RIGHT: Christina Crawford, actress-daughter of Joan Crawford, tries out the standard drawing room, 18 by 25 feet, in a model unit of the 38-story Carlyle structure being built on Lake Shore drive. Miss Crawford is appearing here in “Barefoot in the Park.” Buyers will move into their units in the skscraper next June.
Chicago Sun-Times, August 14, 2016
Kapos: Richard Daley moves in with The Carlyle’s who’s who
Former Mayor Richard M. Daley is moving into The Carlyle, a 40-story high-rise overlooking Oak Street Beach.
Daley is of counsel at Katten Muchin Rosenman law firm. It’s a job that requires lots of schmoozing with executives and potential clients. Now he’ll be rubbing elbows with big- name neighbors, too, as some of the city’s most notable business and civic leaders live at The Carlyle.
Linda Johnson Rice, chairman of Johnson Publishing and chairman emeritus of Ebony Media Operations, moved in with her parents in 1968 when she was 9 and in 1988 bought her own condo on the 35th floor. In 2010, after her parents’ passing, she moved back to their place on the 24th floor.
Rice’s good friends Neal Zucker and Marko Iglendza bought into the building two years ago. Zucker is CEO of Corporate Cleaning Services window-washing company and Iglendza is CEO of Terminal Getaway airport spas, which has locations in airports nationwide.
Zucker was a regular visitor to The Carlyle growing up as his grandparents lived there. His and Iglendza’s apartment is a mix of modern and traditional art and design. A favorite is a watercolor composed of bright dots of bug saliva by L.A. artist John Knuth.
Other residents include business consultant Sheli Rosenberg; Ingredion CEO Ilene Gordon and husband Bram Bluestein, a private-equity adviser; real estate developer Michael Supera; Bob Berger, also a developer; Latham & Watkins partner David Crumbaugh; Jam Theatricals Broadway producer Steve Traxler; cabaret singer Tom Michael; and Chris Dunagan, CEO of EngagementHealth LLC, a wellness company, and his wife, public-relations business owner Melissa Skoog and their two young children.
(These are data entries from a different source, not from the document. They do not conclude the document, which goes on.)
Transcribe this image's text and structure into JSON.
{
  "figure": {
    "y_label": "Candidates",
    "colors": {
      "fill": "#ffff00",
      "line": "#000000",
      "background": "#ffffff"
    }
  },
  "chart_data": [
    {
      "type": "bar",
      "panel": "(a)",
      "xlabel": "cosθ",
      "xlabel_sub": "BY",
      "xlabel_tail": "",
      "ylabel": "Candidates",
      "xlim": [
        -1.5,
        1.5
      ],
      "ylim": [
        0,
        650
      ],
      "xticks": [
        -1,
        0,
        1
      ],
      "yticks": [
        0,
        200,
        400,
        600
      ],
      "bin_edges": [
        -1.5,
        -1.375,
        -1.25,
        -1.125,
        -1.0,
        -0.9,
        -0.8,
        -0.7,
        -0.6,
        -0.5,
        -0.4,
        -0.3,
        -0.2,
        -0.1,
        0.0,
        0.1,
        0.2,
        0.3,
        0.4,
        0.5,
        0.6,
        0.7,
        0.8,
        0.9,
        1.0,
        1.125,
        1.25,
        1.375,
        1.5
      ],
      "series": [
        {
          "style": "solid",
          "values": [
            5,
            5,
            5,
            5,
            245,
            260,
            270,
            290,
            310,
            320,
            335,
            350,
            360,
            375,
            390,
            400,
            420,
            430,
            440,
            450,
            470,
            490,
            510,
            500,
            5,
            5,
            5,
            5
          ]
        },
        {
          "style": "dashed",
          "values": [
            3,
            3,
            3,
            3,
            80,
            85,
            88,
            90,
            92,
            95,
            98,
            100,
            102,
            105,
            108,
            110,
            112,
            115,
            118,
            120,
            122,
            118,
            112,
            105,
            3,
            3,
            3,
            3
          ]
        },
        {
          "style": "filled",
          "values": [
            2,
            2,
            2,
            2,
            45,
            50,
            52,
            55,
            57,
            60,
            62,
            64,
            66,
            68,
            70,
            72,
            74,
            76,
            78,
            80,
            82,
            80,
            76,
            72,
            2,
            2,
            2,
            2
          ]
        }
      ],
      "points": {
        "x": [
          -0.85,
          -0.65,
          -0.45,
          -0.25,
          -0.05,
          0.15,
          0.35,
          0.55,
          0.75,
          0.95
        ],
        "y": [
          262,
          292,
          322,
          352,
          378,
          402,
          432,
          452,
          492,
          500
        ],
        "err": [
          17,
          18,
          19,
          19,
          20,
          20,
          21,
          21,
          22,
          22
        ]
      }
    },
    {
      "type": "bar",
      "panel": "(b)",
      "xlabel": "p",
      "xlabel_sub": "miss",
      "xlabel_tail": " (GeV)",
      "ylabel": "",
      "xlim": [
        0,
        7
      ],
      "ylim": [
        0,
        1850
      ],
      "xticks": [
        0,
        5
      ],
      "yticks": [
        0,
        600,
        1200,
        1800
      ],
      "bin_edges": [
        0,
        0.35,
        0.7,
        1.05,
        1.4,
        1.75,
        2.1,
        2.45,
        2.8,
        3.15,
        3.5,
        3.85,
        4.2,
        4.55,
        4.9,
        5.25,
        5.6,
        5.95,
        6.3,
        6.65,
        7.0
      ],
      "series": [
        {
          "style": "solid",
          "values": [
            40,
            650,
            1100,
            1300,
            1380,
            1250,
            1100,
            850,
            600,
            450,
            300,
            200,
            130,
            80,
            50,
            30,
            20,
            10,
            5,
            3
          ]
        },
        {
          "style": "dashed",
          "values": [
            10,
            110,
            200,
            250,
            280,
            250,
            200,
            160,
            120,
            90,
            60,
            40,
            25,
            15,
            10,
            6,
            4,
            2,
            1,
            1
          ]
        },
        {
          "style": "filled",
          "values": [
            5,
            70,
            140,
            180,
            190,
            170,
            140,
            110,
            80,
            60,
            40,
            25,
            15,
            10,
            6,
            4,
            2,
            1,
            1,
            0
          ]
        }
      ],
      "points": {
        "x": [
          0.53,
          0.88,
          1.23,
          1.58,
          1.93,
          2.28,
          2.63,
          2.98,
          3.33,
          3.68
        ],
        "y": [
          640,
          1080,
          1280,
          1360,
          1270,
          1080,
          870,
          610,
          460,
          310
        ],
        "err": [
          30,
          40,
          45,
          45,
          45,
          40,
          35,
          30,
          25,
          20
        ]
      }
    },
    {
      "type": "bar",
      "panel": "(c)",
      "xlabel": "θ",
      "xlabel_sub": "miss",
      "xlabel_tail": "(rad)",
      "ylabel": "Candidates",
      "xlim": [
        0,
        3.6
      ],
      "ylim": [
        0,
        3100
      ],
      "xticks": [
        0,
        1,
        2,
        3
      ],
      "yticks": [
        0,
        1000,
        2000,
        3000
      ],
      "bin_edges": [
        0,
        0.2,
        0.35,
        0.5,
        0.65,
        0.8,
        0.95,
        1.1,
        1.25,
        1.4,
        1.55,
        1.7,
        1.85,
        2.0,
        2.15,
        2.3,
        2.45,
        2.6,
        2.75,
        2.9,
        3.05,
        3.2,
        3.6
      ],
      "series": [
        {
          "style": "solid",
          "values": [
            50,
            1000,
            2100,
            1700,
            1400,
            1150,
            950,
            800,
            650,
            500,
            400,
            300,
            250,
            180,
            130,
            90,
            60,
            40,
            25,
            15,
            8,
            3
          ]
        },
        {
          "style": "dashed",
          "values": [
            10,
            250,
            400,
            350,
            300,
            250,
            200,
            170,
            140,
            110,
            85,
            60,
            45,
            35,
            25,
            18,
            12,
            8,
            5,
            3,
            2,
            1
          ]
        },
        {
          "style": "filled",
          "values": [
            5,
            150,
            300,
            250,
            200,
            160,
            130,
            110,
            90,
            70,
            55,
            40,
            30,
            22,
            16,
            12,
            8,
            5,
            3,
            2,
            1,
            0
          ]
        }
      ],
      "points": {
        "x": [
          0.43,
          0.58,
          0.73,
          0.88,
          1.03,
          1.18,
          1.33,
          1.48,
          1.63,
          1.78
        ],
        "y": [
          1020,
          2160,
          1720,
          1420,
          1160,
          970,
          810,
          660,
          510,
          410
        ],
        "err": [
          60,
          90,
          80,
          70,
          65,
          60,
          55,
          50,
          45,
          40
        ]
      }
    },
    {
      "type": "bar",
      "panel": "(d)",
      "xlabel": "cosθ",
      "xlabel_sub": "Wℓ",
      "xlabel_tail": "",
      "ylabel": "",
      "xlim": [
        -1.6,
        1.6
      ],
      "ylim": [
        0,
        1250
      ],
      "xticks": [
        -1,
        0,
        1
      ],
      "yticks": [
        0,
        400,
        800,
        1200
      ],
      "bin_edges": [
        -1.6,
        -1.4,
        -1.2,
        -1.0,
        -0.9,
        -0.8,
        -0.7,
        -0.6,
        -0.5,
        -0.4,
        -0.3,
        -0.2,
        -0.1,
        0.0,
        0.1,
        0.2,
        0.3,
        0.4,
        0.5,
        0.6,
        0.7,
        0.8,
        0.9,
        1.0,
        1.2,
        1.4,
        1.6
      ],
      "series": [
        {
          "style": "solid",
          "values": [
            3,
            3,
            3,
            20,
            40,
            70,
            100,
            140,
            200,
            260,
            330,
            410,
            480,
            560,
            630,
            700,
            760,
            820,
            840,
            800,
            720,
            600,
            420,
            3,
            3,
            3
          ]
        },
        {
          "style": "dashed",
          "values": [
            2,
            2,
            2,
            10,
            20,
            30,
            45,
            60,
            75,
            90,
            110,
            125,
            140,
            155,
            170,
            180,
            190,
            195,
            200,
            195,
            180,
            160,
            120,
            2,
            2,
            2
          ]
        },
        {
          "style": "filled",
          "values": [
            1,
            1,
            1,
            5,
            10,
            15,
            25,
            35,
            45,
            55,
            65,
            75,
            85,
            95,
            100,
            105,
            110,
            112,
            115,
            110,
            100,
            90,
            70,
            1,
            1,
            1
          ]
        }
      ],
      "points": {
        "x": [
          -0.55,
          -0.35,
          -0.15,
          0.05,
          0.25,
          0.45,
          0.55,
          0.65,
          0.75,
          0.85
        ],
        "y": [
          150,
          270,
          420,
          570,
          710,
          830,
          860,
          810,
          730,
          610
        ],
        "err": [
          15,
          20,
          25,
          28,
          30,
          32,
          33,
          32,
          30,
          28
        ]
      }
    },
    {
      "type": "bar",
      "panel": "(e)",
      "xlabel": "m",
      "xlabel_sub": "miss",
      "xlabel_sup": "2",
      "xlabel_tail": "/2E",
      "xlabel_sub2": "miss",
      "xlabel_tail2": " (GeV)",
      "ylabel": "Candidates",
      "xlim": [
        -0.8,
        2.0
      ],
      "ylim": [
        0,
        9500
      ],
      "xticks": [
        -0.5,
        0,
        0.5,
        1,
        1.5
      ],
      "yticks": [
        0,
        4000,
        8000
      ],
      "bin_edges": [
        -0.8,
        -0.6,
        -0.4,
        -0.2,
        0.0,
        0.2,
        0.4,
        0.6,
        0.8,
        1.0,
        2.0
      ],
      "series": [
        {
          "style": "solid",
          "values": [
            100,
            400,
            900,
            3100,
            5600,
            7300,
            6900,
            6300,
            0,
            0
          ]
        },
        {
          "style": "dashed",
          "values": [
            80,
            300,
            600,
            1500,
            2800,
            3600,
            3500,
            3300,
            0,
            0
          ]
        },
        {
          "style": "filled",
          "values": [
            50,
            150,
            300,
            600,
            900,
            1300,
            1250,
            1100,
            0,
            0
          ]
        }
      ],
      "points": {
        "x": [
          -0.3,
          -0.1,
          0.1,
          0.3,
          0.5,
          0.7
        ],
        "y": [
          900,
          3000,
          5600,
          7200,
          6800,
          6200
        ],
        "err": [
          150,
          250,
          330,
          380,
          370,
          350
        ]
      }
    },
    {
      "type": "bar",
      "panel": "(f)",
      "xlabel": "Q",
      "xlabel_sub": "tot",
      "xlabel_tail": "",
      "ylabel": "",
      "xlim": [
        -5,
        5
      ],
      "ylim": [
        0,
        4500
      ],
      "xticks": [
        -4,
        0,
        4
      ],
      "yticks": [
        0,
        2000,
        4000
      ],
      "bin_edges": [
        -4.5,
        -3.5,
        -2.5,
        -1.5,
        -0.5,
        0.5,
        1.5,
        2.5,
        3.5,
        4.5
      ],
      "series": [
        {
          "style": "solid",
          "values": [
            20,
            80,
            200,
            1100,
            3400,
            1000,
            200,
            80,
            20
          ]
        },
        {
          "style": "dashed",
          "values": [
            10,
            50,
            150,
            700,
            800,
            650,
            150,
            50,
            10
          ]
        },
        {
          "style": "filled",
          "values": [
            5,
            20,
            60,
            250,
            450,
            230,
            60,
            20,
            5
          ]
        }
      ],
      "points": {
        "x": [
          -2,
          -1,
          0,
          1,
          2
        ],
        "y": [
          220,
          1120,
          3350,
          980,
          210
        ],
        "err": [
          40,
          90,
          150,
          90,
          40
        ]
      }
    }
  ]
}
“You just never get tired of coming home to it,” says Diane Freeman, ticking off the attentive service, a ballroom for entertaining and a nearly Olympic size swimming pool.
She’s a real estate broker with Baird & Warner and her husband, Louis Freeman, is a retired tax attorney.
The Carlyle was built in 1964 on the site once occupied by three limestone-and-brick mansions. Developer Al Robin was said to have approached Chicago’s corporate elite about moving into the building, which is at 1040 N. Lake Shore Drive. Now Robins’ son, Richard Robin, lives there.
Some of The Carlyle’s earliest residents were industrialist Henry Crown, the father of Lester Crown, Bears quarterback Sidney Luckman, real estate mogul Arthur Rubloff and gossip columnist Irv “Kup” Kupcinet.
Daley purchased his 8th floor one-bedroom unit (8B) about a year ago, paying $865,000, according to public records. He’s been refurbishing it for months.
His brother, former White House Chief of Staff Bill Daley, lives a few buildings away. The former mayor most recently lived at 900 North Michigan. His family has long been associated with the South Side Bridgeport neighborhood where he grew up.
The Carlyle’s rich history on the lakefront fits with Daley’s legacy as mayor.
He oversaw creation of Millennium Park, the Frank Gehry-designed Pritzker Pavilion and the glistening “Bean” sculpture. Navy Pier became a major tourist attraction during Daley’s 22-year tenure. He’s also credited with improving the walkways around Museum Campus. And, of course, there’s the park built on the Meigs Field runway, which he bulldozed.